Le uve provenivano da nostri associati con vigneti a Montelupo Albese, Diano, Grinzane Cavour e Monforte d’Alba.La raccolta avviene anticipatamente rispetto ai canoni classici del nebbiolo vinificato in rosso. La vinificazione comprende una pressatura soffice dell’uva intera a ciclo lungo, al fine di estrarre gli antociani necessari. Noi cerchiamo un rosato non carico di colore, diciamo tonalità a “buccia di cipolla”. seguendo le tendenze del marketing e di quanto desiderato attualmente dai consumatori. Per questo motivo non effettuiamo la cosiddetta” macerazione prefermentativa a freddo”, anche per non correre il rischio di estrarre tannini dalle parti solide dell’uva, di cui il nebbiolo è ricco e che nel rosato sarebbero sgraditi.

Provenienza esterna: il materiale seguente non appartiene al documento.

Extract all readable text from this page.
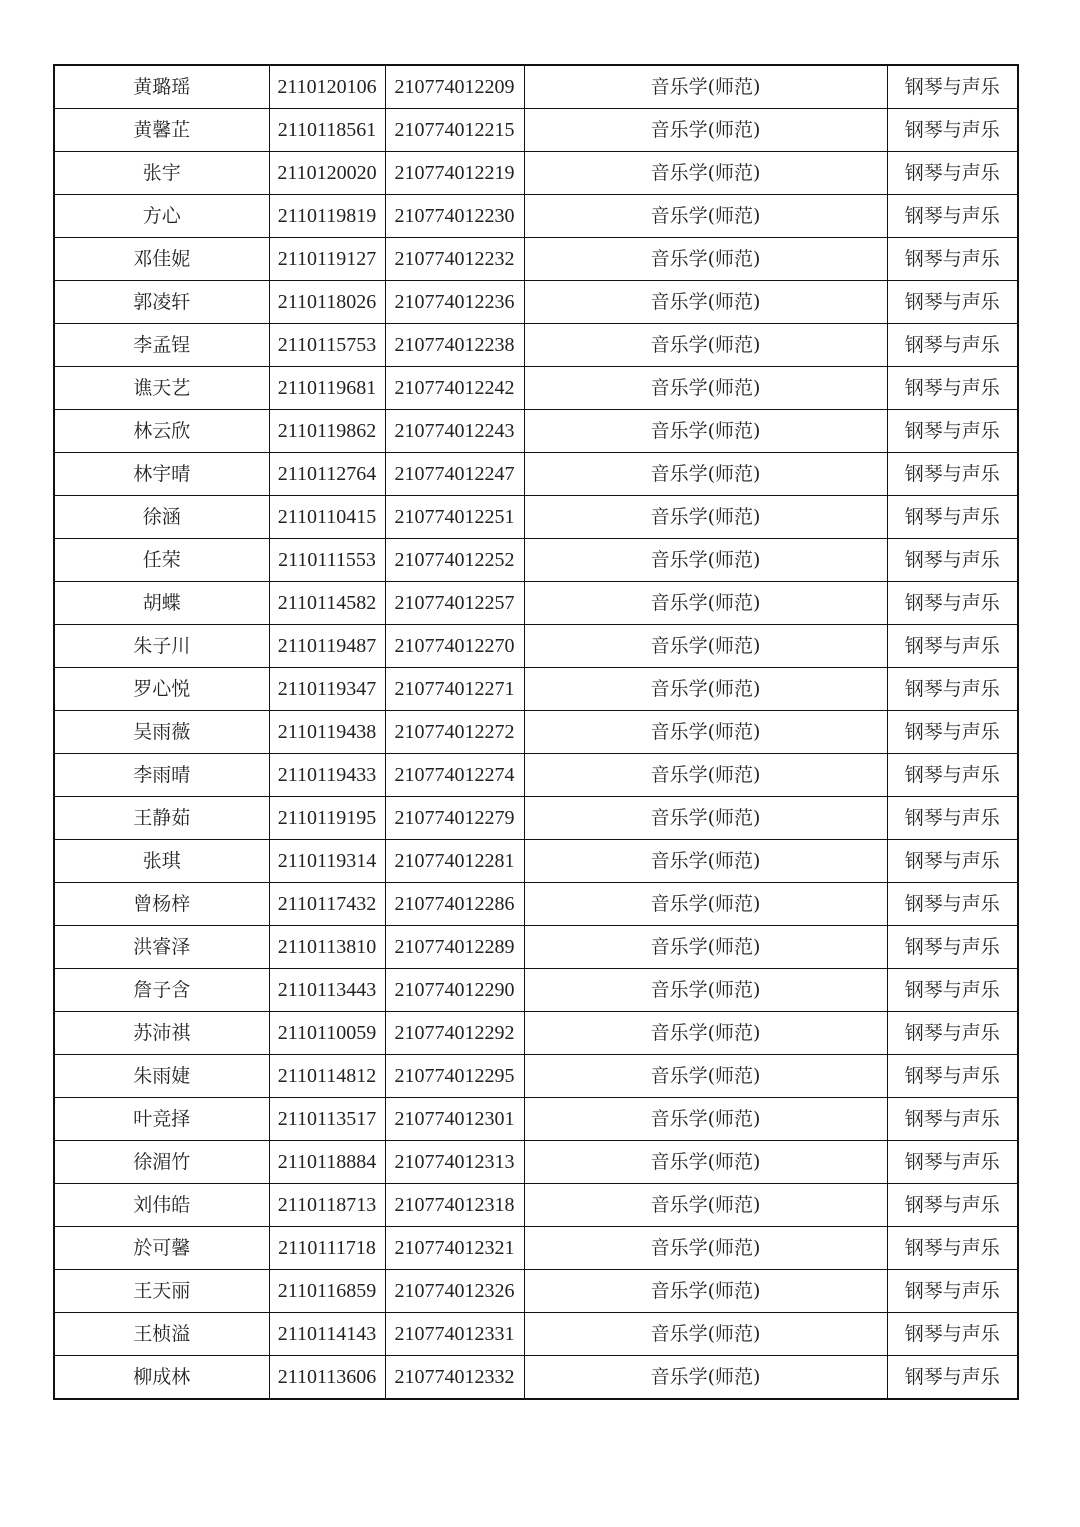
黄璐瑶	2110120106	210774012209	音乐学(师范)	钢琴与声乐
黄馨芷	2110118561	210774012215	音乐学(师范)	钢琴与声乐
张宇	2110120020	210774012219	音乐学(师范)	钢琴与声乐
方心	2110119819	210774012230	音乐学(师范)	钢琴与声乐
邓佳妮	2110119127	210774012232	音乐学(师范)	钢琴与声乐
郭凌轩	2110118026	210774012236	音乐学(师范)	钢琴与声乐
李孟锃	2110115753	210774012238	音乐学(师范)	钢琴与声乐
谯天艺	2110119681	210774012242	音乐学(师范)	钢琴与声乐
林云欣	2110119862	210774012243	音乐学(师范)	钢琴与声乐
林宇晴	2110112764	210774012247	音乐学(师范)	钢琴与声乐
徐涵	2110110415	210774012251	音乐学(师范)	钢琴与声乐
任荣	2110111553	210774012252	音乐学(师范)	钢琴与声乐
胡蝶	2110114582	210774012257	音乐学(师范)	钢琴与声乐
朱子川	2110119487	210774012270	音乐学(师范)	钢琴与声乐
罗心悦	2110119347	210774012271	音乐学(师范)	钢琴与声乐
吴雨薇	2110119438	210774012272	音乐学(师范)	钢琴与声乐
李雨晴	2110119433	210774012274	音乐学(师范)	钢琴与声乐
王静茹	2110119195	210774012279	音乐学(师范)	钢琴与声乐
张琪	2110119314	210774012281	音乐学(师范)	钢琴与声乐
曾杨梓	2110117432	210774012286	音乐学(师范)	钢琴与声乐
洪睿泽	2110113810	210774012289	音乐学(师范)	钢琴与声乐
詹子含	2110113443	210774012290	音乐学(师范)	钢琴与声乐
苏沛祺	2110110059	210774012292	音乐学(师范)	钢琴与声乐
朱雨婕	2110114812	210774012295	音乐学(师范)	钢琴与声乐
叶竞择	2110113517	210774012301	音乐学(师范)	钢琴与声乐
徐湄竹	2110118884	210774012313	音乐学(师范)	钢琴与声乐
刘伟皓	2110118713	210774012318	音乐学(师范)	钢琴与声乐
於可馨	2110111718	210774012321	音乐学(师范)	钢琴与声乐
王天丽	2110116859	210774012326	音乐学(师范)	钢琴与声乐
王桢溢	2110114143	210774012331	音乐学(师范)	钢琴与声乐
柳成林	2110113606	210774012332	音乐学(师范)	钢琴与声乐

La fermentazione dura fra i dieci e i 12 giorni a circa 18°, segue un leggero ”Batonage” – sollevamento delle fecce fini – ndr e la conservazione in serbatoi inox. A marzo-aprile va in bottiglia.
Sul piano commerciale il nostro rosato è presente in Italia, nel canale Horeca, ma abbiamo oggi molte interessanti richieste dai monopoli esteri, in particolare dal Canada e dal Nord Europa.
Il servizio
I rosati vanni serviti ad una temperatura di 8°-10°, usando i classici bicchieri Iso piccoli o grandi.
Ideali come aperitivi, sono ottimi con carni bianche, crudités di pesce, risotti ai formaggi, crostacei, mitili e molluschi.
Personalmente abbino un rosato di Langa con una pizza quattro stagioni.
Importante è consumarli giovani, diciamo entro l’anno successivo alla vendemmia, al massimo due. Sotto questo aspetto vanno considerati vini bianchi. Esistono eccezioni, ovvio, ma sono correlate non alla tipologia del prodotto, ma a moderne tecniche innovative di cantina.